The other attention-getter is the adaptation of Priscilla, Queen of the Desert The Musical at the Palace (March 10-September 26). The peripatetic performing Australian drag queens are played by Jason Donovan, Tony Sheldon and Oliver Thornton. Also worth checking out should be Cole Porter’s 1930’s tuner, The New Yorkers, which will be at Sadler’s Wells (March 29-April 26). “Love for Sale,” which was banned from the airwaves for years, comes from this smartly brittle enterprise; so does “I Happen to Like New York.” The redoubtable Ian Marshall Fisher directs and produces as part of his venerable Lost Musicals series.

In Yukio Mishima’s Madame De Sade at Wyndham’s (March 13-May 23), six women report the life of the Marquis De Sade, and among them, directed by Michael Grandage are no less notables than Judi Dench, Rosamund Pike, Frances Barber and Deborah Findlay. Then there’s Athol Fugard’s 1960’s Dimetos at the Donmar Warehouse (March 19-May 9). The always propulsive Jonathan Pryce will star under Douglas Hodges’ direction. Jez Butterworth’s Parlour Song, which wonders seriously about what’s going on beneath the surface of happy suburban life, is reprised at the Almeida (March 3-May 9) with hot-hot Ian Rickson directing and Toby Jones featured.

In the new play file, insert Ian Kennedy Martin’s Berlin Hanover Express at the Hampstead (March 5-April 4), directed by Michael Rudman. The subject matter is Ireland’s neutrality during World War II, and the setting is the Berlin autumn of 1942. Nikolai Gogol’s short story, The Overcoat is far from new, but the physical theatre folks known as Gecko (Allel Nedjari, Amit Nahav) take it on — or take it off — at the Lyric Hammersmith (March 20-April 11).

Polly Stenham’s Tusk Tusk at the Royal Court’s Jermyn Theatre Upstairs (March 28-May 2) has to do with three children home alone and waiting for a mobile phone to bring them some sort of meaningful news. At the Soho, Jonas Hassen Khemiri’s Invasion!, a comedy about middle-Easterners in Europe, will be dropping in (March 3-March 28), as will Anthony Neilson’s Edward Gant’s Amazing Feats of Loneliness (March 31-April 11). The latter is about a Victorian actor-manager, a theater type that today would be someone like Kevin Spacey.

New Boy, adapted and directed by Russell Labey from William Sutcliffe’s novel, shows up at Trafalgar Studios after impressing crowds at Edinburgh’s Fringe Festival. Meanwhile Philip Ralph’s Deep Cut — a family drama wherein there’s been an unexplained army death — is due at the Tricycle (March 9-28). It also comes from the Edinburgh festivities. The amazing Kathryn Hunter, who only takes on nearly impossible assignments has a go at an adaptation of Franz Kafka’s A Report to an Academy, written by the revered Austrian author as Kafka’s Monkey out at the Young Vic (March 14-April 9).

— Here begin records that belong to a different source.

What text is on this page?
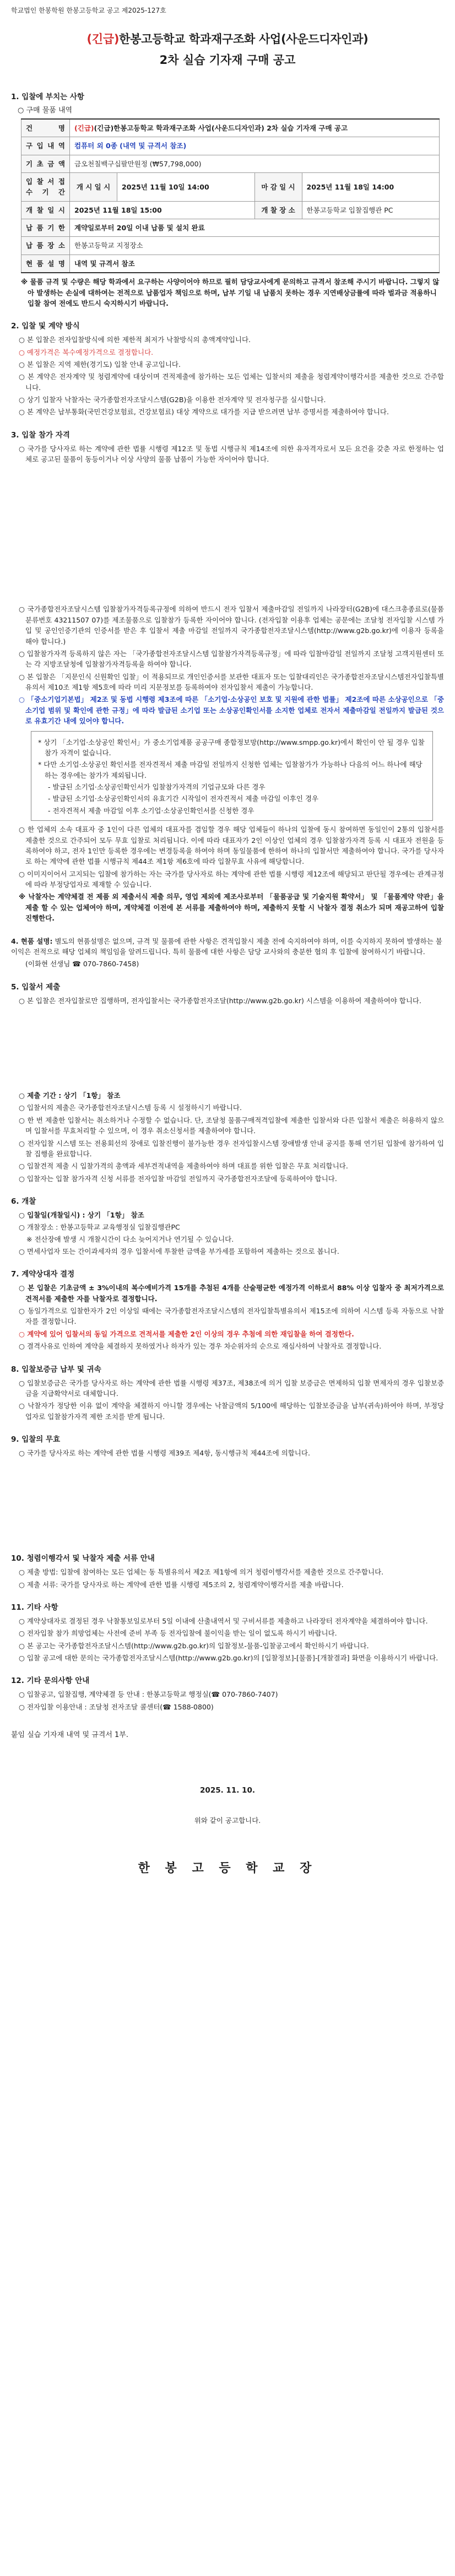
학교법인 한봉학원 한봉고등학교 공고 제2025-127호
(긴급)한봉고등학교 학과재구조화 사업(사운드디자인과)
2차 실습 기자재 구매 공고
1. 입찰에 부치는 사항
○ 구매 물품 내역
건 명	(긴급)(긴급)한봉고등학교 학과재구조화 사업(사운드디자인과) 2차 실습 기자재 구매 공고			
구 입 내 역	컴퓨터 외 0종 (내역 및 규격서 참조)			
기 초 금 액	금오천칠백구십팔만원정 (₩57,798,000)			
입 찰 서 접 수 기 간	개 시 일 시	2025년 11월 10일 14:00	마 감 일 시	2025년 11월 18일 14:00
개 찰 일 시	2025년 11월 18일 15:00		개 찰 장 소	한봉고등학교 입찰집행관 PC
납 품 기 한	계약일로부터 20일 이내 납품 및 설치 완료			
납 품 장 소	한봉고등학교 지정장소			
현 품 설 명	내역 및 규격서 참조			
※ 물품 규격 및 수량은 해당 학과에서 요구하는 사양이어야 하므로 필히 담당교사에게 문의하고 규격서 참조해 주시기 바랍니다. 그렇지 않아 발생하는 손실에 대하여는 전적으로 납품업자 책임으로 하며, 납부 기일 내 납품치 못하는 경우 지연배상금률에 따라 벌과금 적용하니 입찰 참여 전에도 반드시 숙지하시기 바랍니다.
2. 입찰 및 계약 방식
○ 본 입찰은 전자입찰방식에 의한 제한적 최저가 낙찰방식의 총액계약입니다.
○ 예정가격은 복수예정가격으로 결정합니다.
○ 본 입찰은 지역 제한(경기도) 입찰 안내 공고입니다.
○ 본 계약은 전자계약 및 청렴계약에 대상이며 견적제출에 참가하는 모든 업체는 입찰서의 제출을 청렴계약이행각서를 제출한 것으로 간주합니다.
○ 상기 입찰자 낙찰자는 국가종합전자조달시스템(G2B)을 이용한 전자계약 및 전자청구를 실시합니다.
○ 본 계약은 납부통화(국민건강보험료, 건강보험료) 대상 계약으로 대가를 지급 받으려면 납부 증명서를 제출하여야 합니다.
3. 입찰 참가 자격
○ 국가를 당사자로 하는 계약에 관한 법률 시행령 제12조 및 동법 시행규칙 제14조에 의한 유자격자로서 모든 요건을 갖춘 자로 한정하는 업체로 공고된 물품이 동등이거나 이상 사양의 물품 납품이 가능한 자이어야 합니다.
○ 국가종합전자조달시스템 입찰참가자격등록규정에 의하여 반드시 전자 입찰서 제출마감일 전일까지 나라장터(G2B)에 대스크총종료로(물품분류번호 43211507 07)를 제조물품으로 입찰참가 등록한 자이어야 합니다. (전자입찰 이용후 업체는 공문에는 조달청 전자입찰 시스템 가입 및 공인인증기관의 인증서를 받은 후 입찰서 제출 마감일 전일까지 국가종합전자조달시스템(http://www.g2b.go.kr)에 이용자 등록을 해야 합니다.)
○ 입찰참가자격 등록하지 않은 자는 「국가종합전자조달시스템 입찰참가자격등록규정」에 따라 입찰마감일 전일까지 조달청 고객지원센터 또는 각 지방조달청에 입찰참가자격등록을 하여야 합니다.
○ 본 입찰은 「지문인식 신원확인 입찰」이 적용되므로 개인인증서를 보관한 대표자 또는 입찰대리인은 국가종합전자조달시스템전자입찰특별유의서 제10조 제1항 제5호에 따라 미리 지문정보를 등록하여야 전자입찰서 제출이 가능합니다.
○ 「중소기업기본법」 제2조 및 동법 시행령 제3조에 따른 「소기업·소상공인 보호 및 지원에 관한 법률」 제2조에 따른 소상공인으로 「중소기업 범위 및 확인에 관한 규정」에 따라 발급된 소기업 또는 소상공인확인서를 소지한 업체로 전자서 제출마감일 전일까지 발급된 것으로 유효기간 내에 있어야 합니다.

* 상기 「소기업·소상공인 확인서」가 중소기업제품 공공구매 종합정보망(http://www.smpp.go.kr)에서 확인이 안 될 경우 입찰 참가 자격이 없습니다.

* 다만 소기업·소상공인 확인서를 전자견적서 제출 마감일 전일까지 신청한 업체는 입찰참가가 가능하나 다음의 어느 하나에 해당하는 경우에는 참가가 제외됩니다.

- 발급된 소기업·소상공인확인서가 입찰참가자격의 기업규모와 다른 경우

- 발급된 소기업·소상공인확인서의 유효기간 시작일이 전자견적서 제출 마감일 이후인 경우

- 전자견적서 제출 마감일 이후 소기업·소상공인확인서를 신청한 경우

○ 한 업체의 소속 대표자 중 1인이 다른 업체의 대표자를 겸임할 경우 해당 업체들이 하나의 입찰에 동시 참여하면 동일인이 2통의 입찰서를 제출한 것으로 간주되어 모두 무효 입찰로 처리됩니다. 이에 따라 대표자가 2인 이상인 업체의 경우 입찰참가자격 등록 시 대표자 전원을 등록하여야 하고, 전자 1인만 등록한 경우에는 변경등록을 하여야 하며 동일물품에 한하여 하나의 입찰서만 제출하여야 합니다. 국가를 당사자로 하는 계약에 관한 법률 시행규칙 제44조 제1항 제6호에 따라 입찰무효 사유에 해당합니다.
○ 이미지이어서 고지되는 입찰에 참가하는 자는 국가를 당사자로 하는 계약에 관한 법률 시행령 제12조에 해당되고 판단될 경우에는 관계규정에 따라 부정당업자로 제재할 수 있습니다.
※ 낙찰자는 계약체결 전 제품 외 제출서식 제출 의무, 영업 제외에 제조사로부터 「물품공급 및 기술지원 확약서」 및 「물품계약 약관」을 제출 할 수 있는 업체여야 하며, 계약체결 이전에 본 서류를 제출하여야 하며, 제출하지 못할 시 낙찰자 결정 취소가 되며 재공고하여 입찰 진행한다.
4. 현품 설명: 별도의 현품설명은 없으며, 규격 및 물품에 관한 사항은 견적입찰시 제출 전에 숙지하여야 하며, 이를 숙지하지 못하여 발생하는 불이익은 전적으로 해당 업체의 책임임을 알려드립니다. 특히 물품에 대한 사항은 담당 교사와의 충분한 협의 후 입찰에 참여하시기 바랍니다.
(이화현 선생님 ☎ 070-7860-7458)
5. 입찰서 제출
○ 본 입찰은 전자입찰로만 집행하며, 전자입찰서는 국가종합전자조달(http://www.g2b.go.kr) 시스템을 이용하여 제출하여야 합니다.
○ 제출 기간 : 상기 「1항」 참조
○ 입찰서의 제출은 국가종합전자조달시스템 등록 시 설정하시기 바랍니다.
○ 한 번 제출한 입찰서는 취소하거나 수정할 수 없습니다. 단, 조달청 물품구매적격입찰에 제출한 입찰서와 다른 입찰서 제출은 허용하지 않으며 입찰서를 무효처리할 수 있으며, 이 경우 취소신청서를 제출하여야 합니다.
○ 전자입찰 시스템 또는 전용회선의 장애로 입찰진행이 불가능한 경우 전자입찰시스템 장애발생 안내 공지를 통해 연기된 입찰에 참가하여 입찰 집행을 완료합니다.
○ 입찰견적 제출 시 입찰가격의 총액과 세부견적내역을 제출하여야 하며 대표를 위한 입찰은 무효 처리합니다.
○ 입찰자는 입찰 참가자격 신청 서류를 전자입찰 마감일 전일까지 국가종합전자조달에 등록하여야 합니다.
6. 개찰
○ 입찰일(개찰일시) : 상기 「1항」 참조
○ 개찰장소 : 한봉고등학교 교육행정실 입찰집행관PC
※ 전산장애 발생 시 개찰시간이 다소 늦어지거나 연기될 수 있습니다.
○ 면세사업자 또는 간이과세자의 경우 입찰서에 투찰한 금액을 부가세를 포함하여 제출하는 것으로 봅니다.
7. 계약상대자 결정
○ 본 입찰은 기초금액 ± 3%이내의 복수예비가격 15개를 추첨된 4개를 산술평균한 예정가격 이하로서 88% 이상 입찰자 중 최저가격으로 견적서를 제출한 자를 낙찰자로 결정합니다.
○ 동일가격으로 입찰한자가 2인 이상일 때에는 국가종합전자조달시스템의 전자입찰특별유의서 제15조에 의하여 시스템 등록 자동으로 낙찰자를 결정합니다.
○ 계약에 있어 입찰서의 동일 가격으로 견적서를 제출한 2인 이상의 경우 추첨에 의한 재입찰을 하여 결정한다.
○ 결격사유로 인하여 계약을 체결하지 못하였거나 하자가 있는 경우 차순위자의 순으로 재심사하여 낙찰자로 결정합니다.
8. 입찰보증금 납부 및 귀속
○ 입찰보증금은 국가를 당사자로 하는 계약에 관한 법률 시행령 제37조, 제38조에 의거 입찰 보증금은 면제하되 입찰 면제자의 경우 입찰보증금을 지급확약서로 대체합니다.
○ 낙찰자가 정당한 이유 없이 계약을 체결하지 아니할 경우에는 낙찰금액의 5/100에 해당하는 입찰보증금을 납부(귀속)하여야 하며, 부정당업자로 입찰참가자격 제한 조치를 받게 됩니다.
9. 입찰의 무효
○ 국가를 당사자로 하는 계약에 관한 법률 시행령 제39조 제4항, 동시행규칙 제44조에 의합니다.
10. 청렴이행각서 및 낙찰자 제출 서류 안내
○ 제출 방법: 입찰에 참여하는 모든 업체는 동 특별유의서 제2조 제1항에 의거 청렴이행각서를 제출한 것으로 간주합니다.
○ 제출 서류: 국가를 당사자로 하는 계약에 관한 법률 시행령 제5조의 2, 청렴계약이행각서를 제출 바랍니다.
11. 기타 사항
○ 계약상대자로 결정된 경우 낙찰통보일로부터 5일 이내에 산출내역서 및 구비서류를 제출하고 나라장터 전자계약을 체결하여야 합니다.
○ 전자입찰 참가 희망업체는 사전에 준비 부족 등 전자입찰에 불이익을 받는 일이 없도록 하시기 바랍니다.
○ 본 공고는 국가종합전자조달시스템(http://www.g2b.go.kr)의 입찰정보-물품-입찰공고에서 확인하시기 바랍니다.
○ 입찰 공고에 대한 문의는 국가종합전자조달시스템(http://www.g2b.go.kr)의 [입찰정보]-[물품]-[개찰결과] 화면을 이용하시기 바랍니다.
12. 기타 문의사항 안내
○ 입찰공고, 입찰집행, 계약체결 등 안내 : 한봉고등학교 행정실(☎ 070-7860-7407)
○ 전자입찰 이용안내 : 조달청 전자조달 콜센터(☎ 1588-0800)
붙임 실습 기자재 내역 및 규격서 1부.
2025. 11. 10.
위와 같이 공고합니다.
한 봉 고 등 학 교 장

Freshly-minted Shakespeare is in short supply locally this month, but Christopher Marlowe’s first play, Dido, Queen of Carthage (written when the fiery lad was 17), will be bursting at the seams in the Royal National Theatre’s Cottesloe (March 17-May 7). Anastasia Hille stars under the guidance of James Macdonald. La Clique at the Hippodrome (now-June 14) hasn’t been mentioned in this column before. It’s an entertainment in which supposedly bizarre acts come and go from week to week and is therefore a grab-bag with promise.

Last but not least, note that War Horse, the stage adaptation of Michael Morpurgo’s novel for young adults is transferring from the National to the New London (March 28-September 26) on the north side of the Thames. There’s a good reason for the move. The play, directed by Marianne Elliott and Tom Morris, is something the likes of which has rarely been seen and, with its astonishing horse puppets, is an absolute must.